In 2002, Tom Hicks famously sat on the deck of his yacht — less than a year after signing Alex Rodriguez to a $250 million contract, mind you — and excoriated fellow owners for not being more careful with their money. The levels of hypocrisy there were already off the charts, but it has only gotten better and better as time has gone on:
Creditors to Texas financier Tom Hicks’s Hicks Sports Group have declared the company in default, a measure that could eventually dislodge the Texas Rangers baseball club and Dallas Stars hockey franchise from his control.
The default notice is the strongest sign yet of the economic perils awaiting the country’s professional sports leagues, where owners have spent lavishly on player salaries. Many owners’ personal fortunes are also on the wane, creating uncomfortable standoffs between the owners and lenders.

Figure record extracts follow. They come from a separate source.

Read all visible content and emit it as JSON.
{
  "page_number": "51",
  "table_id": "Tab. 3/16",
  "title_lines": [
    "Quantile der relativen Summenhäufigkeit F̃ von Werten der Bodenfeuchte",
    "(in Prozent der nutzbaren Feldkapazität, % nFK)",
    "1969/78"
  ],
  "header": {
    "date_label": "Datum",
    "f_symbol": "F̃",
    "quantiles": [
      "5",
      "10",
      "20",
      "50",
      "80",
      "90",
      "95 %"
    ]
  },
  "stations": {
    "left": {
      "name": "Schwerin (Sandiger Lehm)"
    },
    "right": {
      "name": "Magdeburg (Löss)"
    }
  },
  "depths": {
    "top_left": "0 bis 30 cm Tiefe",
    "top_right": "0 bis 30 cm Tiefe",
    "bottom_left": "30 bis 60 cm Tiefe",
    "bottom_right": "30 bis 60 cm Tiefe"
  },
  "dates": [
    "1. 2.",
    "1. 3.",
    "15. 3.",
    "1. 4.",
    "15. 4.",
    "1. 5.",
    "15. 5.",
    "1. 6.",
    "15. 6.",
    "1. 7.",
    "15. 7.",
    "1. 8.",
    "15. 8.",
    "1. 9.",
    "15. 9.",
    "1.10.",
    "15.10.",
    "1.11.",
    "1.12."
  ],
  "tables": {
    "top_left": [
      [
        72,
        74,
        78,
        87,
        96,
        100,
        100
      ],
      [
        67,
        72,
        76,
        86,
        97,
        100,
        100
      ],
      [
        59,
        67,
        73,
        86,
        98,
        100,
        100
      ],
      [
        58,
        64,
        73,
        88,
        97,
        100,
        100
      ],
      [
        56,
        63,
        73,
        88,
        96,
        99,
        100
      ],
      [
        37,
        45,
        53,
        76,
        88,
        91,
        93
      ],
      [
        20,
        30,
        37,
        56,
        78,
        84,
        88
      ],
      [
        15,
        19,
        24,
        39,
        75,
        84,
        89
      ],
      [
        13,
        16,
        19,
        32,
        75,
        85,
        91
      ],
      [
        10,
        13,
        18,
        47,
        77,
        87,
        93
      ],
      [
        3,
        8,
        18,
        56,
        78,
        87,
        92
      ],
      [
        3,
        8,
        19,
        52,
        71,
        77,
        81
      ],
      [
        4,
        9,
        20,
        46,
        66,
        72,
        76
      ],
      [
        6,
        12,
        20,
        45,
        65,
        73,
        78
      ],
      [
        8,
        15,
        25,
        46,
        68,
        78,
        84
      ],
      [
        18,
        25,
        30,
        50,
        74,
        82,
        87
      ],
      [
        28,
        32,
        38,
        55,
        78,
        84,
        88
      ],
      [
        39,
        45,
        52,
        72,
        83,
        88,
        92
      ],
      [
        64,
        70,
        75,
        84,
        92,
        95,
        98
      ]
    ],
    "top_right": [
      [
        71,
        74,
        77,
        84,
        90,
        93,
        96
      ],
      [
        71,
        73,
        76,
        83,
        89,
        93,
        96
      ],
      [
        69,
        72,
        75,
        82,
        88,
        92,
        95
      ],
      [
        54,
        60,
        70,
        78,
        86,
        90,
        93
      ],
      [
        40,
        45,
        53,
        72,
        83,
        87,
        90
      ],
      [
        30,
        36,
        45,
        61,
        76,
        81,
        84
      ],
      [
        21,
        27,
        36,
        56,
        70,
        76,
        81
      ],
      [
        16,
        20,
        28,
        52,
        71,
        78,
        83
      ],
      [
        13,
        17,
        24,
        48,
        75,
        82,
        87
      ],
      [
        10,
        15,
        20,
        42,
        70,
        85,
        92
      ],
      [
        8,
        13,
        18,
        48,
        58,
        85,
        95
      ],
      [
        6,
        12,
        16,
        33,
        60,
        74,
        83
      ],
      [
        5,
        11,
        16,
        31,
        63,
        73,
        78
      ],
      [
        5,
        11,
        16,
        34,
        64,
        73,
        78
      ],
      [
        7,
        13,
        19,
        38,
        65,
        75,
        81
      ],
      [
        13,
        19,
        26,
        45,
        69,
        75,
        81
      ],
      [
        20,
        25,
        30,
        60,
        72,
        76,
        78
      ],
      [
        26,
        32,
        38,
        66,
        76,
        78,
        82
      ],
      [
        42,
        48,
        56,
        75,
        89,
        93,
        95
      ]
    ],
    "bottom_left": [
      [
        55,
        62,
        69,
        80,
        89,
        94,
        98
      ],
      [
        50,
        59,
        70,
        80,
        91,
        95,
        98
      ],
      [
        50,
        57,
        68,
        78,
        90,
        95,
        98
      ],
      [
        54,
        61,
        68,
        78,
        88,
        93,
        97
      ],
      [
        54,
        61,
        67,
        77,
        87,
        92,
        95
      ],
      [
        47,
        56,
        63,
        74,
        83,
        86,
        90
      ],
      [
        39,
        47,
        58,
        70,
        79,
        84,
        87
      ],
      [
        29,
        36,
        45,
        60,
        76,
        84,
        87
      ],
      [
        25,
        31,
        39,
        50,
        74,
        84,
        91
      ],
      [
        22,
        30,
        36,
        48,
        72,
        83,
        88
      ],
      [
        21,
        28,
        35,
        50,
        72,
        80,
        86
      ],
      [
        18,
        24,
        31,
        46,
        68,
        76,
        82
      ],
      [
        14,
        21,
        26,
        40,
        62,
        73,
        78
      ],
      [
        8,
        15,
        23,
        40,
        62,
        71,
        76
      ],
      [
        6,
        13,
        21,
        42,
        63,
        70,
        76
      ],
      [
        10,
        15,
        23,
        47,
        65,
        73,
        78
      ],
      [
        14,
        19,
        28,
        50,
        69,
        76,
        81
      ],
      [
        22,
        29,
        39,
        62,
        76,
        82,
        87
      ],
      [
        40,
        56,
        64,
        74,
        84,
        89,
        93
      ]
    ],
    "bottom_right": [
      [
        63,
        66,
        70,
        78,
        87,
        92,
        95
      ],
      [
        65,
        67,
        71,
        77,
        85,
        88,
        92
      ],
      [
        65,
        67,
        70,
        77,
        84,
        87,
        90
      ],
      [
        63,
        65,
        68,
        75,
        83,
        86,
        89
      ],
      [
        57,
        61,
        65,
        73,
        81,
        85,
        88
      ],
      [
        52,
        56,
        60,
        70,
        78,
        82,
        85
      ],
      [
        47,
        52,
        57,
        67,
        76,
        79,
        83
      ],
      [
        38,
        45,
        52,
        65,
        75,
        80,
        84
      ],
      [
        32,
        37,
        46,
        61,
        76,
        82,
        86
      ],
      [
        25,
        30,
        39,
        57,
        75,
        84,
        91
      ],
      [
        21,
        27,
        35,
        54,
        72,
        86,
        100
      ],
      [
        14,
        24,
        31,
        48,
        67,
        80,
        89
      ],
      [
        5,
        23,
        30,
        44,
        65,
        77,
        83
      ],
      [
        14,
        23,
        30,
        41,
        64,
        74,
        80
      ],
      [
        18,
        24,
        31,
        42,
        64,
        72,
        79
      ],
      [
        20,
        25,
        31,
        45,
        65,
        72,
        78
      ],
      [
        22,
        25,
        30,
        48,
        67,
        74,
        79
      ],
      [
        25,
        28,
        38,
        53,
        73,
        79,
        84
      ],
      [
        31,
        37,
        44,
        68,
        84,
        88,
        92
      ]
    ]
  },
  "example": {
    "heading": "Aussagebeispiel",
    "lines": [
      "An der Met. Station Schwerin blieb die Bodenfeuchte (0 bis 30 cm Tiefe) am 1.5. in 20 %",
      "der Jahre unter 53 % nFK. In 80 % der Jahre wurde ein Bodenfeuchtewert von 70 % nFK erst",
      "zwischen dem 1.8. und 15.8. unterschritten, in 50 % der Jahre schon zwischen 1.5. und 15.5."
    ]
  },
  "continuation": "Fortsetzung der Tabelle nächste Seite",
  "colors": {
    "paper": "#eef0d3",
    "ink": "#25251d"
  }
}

As Rovell notes, there’s a six-month cooling off period of sorts before banks can take over the Rangers, but for all intents and purposes, the team is in foreclosure. What to do? Again, Rovell:
So the immediate solution for Hicks is to sell pieces of his teams to raise enough cash to remain the owner or eventually just hand them over to the banks. But, trust me, the banks don’t want the teams. They want the money . . . but the person who is buying has to have more cash than ever before. And someone who doesn’t have a sports team who is going to buy now is going to want majority ownership, if not immediately upon purchase, within a couple years.
If only there were someone who (a) lived in Dallas; (b) was interested in owning a sports team; and (c) had a lot of money.